Learning Word Relationship Using TupleFlow
This project focuses on how researchers at the Center for Intelligent Information Retrieval (CIIR) are using the CluE infrastructure to learn more about word relationships. These relationships are not labeled explicitly in text and are quite varied; by exploiting these relationships, this project will help lead to a more effective ranking of web-retrieval results.

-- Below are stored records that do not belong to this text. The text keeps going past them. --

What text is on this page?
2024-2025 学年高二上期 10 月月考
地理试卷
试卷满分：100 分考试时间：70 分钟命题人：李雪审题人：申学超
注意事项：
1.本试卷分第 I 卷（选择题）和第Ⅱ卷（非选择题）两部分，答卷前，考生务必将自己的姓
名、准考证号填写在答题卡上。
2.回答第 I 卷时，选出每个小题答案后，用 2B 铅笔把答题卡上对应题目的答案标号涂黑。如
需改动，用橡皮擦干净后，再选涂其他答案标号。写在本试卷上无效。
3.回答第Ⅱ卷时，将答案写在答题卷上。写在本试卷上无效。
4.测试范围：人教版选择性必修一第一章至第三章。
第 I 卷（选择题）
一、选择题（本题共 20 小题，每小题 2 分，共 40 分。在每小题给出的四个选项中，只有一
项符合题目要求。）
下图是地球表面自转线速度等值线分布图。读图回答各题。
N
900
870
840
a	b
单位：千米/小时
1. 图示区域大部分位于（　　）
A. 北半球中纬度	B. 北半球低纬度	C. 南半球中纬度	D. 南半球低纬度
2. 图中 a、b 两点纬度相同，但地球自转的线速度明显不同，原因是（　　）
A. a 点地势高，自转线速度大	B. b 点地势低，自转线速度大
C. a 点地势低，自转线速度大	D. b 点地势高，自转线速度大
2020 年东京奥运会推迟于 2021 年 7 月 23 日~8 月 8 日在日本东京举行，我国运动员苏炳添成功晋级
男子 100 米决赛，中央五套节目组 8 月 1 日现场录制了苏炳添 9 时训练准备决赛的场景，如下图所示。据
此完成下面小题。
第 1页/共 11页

One Thousand Points of Light
A large class of distributed data-rich applications, including distributed data mining, distributed workflows, and Web 2.0 Mashups, are increasingly relying on cloud services to meet their data storage and computing demands. This project proposes a cloud proxy network that allows optimized and reliable data-centric operations to be performed at strategic network locations.
Scaling the Sky with MapReduce/Hadoop
Astrophysics is addressing many fundamental questions about the nature of the universe through a series of ambitous wide-field optical and infrared imaging surveys. New methodologies for analyzing and understanding petascale data sets are required to answer these questions. This research project is focused on developing new algorithms for indexing, accessing and analyzing astronomical images. This work is expected to have a broad range of applications to other data intensive fields.
Trustworthy Virtual Cloud Computing
Abstract: Virtual cloud computing is emerging as a promising solution to IT management to both ease the provisioning and administration of complex hardware and software systems and reduce the operational costs. With the industry’s continuous investment (e.g., Amazon Elastic Cloud Computing, IBM Blue Cloud), virtual cloud computing is likely to be a major component of the future IT solution, which will have significant impact on almost all sectors of society. The trustworthiness of virtual cloud computing is thus critical to the well-being of all organizations or individuals that will rely on virtual cloud computing for their IT solutions. This project envisions trustworthy virtual cloud computing and investigates fundamental research issues leading to this vision. Central to this visi ....
Where the Ocean Meets the Cloud
This project is building a new infrastructure for computational oceanography that uses the CluE platform to allow ad hoc, longitudinal query and visualization of massive ocean simulation results at interactive speeds. This infrastructure leverages and extends two existing systems: GridFields, a library for general and efficient manipulation of simulation results and VisTrails, a comprehensive platform for scientific workflow, collaboration, virtualization, and provenance.